Sterilization & Shelf-life Testing
Not Applicable (Standalone Software)
Biocompatibility Testing
Not Applicable (Standalone Software)
Electrical safety and electromagnetic compatibility (EMC)
Not Applicable (Passive Device)
Software Verification and Validation Testing
Software Verification and Validation Testing included testing at the unit, integration, and system level per IEC 62304 standard.
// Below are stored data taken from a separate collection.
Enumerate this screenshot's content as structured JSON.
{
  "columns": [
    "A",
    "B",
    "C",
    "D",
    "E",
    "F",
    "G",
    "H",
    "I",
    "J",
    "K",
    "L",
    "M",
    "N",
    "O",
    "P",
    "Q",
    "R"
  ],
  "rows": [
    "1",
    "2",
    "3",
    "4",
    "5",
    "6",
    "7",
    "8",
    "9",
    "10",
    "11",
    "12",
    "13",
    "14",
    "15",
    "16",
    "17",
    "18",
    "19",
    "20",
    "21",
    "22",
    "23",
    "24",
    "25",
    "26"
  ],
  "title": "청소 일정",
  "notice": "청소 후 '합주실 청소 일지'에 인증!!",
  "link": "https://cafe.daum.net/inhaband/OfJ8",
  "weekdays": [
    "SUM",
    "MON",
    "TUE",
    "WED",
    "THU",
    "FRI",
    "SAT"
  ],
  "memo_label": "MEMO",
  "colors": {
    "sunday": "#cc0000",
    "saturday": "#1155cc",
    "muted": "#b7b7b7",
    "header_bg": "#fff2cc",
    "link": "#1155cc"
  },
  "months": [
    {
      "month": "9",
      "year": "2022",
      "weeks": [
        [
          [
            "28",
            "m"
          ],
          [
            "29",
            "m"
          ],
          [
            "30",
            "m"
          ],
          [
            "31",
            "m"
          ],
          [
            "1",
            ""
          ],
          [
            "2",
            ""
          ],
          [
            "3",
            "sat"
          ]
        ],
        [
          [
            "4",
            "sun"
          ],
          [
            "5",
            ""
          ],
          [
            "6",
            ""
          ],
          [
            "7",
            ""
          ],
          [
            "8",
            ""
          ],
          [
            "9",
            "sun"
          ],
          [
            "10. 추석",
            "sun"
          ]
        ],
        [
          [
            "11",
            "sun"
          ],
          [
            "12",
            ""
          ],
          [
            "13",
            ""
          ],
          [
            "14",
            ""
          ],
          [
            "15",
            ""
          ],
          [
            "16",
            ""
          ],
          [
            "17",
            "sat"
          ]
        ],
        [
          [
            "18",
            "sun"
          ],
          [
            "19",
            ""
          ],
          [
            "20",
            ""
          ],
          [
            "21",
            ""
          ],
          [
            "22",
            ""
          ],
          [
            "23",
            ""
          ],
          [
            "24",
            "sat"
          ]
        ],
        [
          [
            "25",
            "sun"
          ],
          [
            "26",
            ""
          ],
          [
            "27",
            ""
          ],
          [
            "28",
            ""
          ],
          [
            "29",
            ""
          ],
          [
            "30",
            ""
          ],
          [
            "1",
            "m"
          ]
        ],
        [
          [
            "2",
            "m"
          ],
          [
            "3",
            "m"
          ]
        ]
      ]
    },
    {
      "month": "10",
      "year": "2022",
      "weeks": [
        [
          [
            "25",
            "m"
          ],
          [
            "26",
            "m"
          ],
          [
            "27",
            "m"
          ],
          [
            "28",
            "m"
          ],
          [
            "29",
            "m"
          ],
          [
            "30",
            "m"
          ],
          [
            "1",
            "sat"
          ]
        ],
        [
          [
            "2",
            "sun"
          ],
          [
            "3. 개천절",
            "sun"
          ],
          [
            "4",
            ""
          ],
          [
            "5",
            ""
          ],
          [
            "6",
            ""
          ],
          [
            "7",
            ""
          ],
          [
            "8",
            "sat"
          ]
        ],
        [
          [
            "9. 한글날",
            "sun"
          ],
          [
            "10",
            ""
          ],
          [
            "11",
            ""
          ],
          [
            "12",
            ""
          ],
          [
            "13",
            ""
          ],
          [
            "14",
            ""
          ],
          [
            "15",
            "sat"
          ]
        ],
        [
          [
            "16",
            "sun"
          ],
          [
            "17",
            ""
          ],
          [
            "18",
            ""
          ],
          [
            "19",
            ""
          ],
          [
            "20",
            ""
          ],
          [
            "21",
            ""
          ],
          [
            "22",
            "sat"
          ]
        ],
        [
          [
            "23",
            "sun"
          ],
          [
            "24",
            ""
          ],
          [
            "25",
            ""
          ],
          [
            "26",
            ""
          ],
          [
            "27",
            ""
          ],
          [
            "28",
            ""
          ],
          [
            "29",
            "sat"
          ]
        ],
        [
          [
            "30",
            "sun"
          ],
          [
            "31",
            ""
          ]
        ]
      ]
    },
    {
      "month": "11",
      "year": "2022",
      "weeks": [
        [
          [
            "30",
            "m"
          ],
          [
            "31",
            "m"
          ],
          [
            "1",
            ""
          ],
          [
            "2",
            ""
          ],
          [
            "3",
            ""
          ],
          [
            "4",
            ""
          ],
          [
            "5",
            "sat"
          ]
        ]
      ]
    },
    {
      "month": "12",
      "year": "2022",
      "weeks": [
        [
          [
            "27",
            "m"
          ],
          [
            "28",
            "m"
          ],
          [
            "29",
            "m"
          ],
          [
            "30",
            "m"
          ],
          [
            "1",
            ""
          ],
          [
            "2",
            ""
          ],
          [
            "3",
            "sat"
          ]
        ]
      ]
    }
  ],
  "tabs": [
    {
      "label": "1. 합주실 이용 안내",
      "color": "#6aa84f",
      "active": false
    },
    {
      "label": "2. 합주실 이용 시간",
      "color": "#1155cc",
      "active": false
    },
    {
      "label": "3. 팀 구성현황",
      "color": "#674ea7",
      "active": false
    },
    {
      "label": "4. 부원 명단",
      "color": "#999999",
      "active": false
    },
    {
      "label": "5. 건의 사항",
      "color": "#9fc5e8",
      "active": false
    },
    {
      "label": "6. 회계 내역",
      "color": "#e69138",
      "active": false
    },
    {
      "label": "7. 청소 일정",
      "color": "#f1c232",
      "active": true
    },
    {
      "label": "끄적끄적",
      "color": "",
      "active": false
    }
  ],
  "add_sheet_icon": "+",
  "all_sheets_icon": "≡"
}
Mechanical and acoustic Testing
Not Applicable (Standalone Software)
Animal Study
Animal performance testing was not required to demonstrate safety and effectiveness of the device.
Human Clinical Performance Testing
Clinical testing was not required to demonstrate the safety and effectiveness of the device.
VIII. CONCLUSIONS
Based on the comparison and analysis above, the proposed devices are determined to be Substantially Equivalent (SE) to the predicate devices.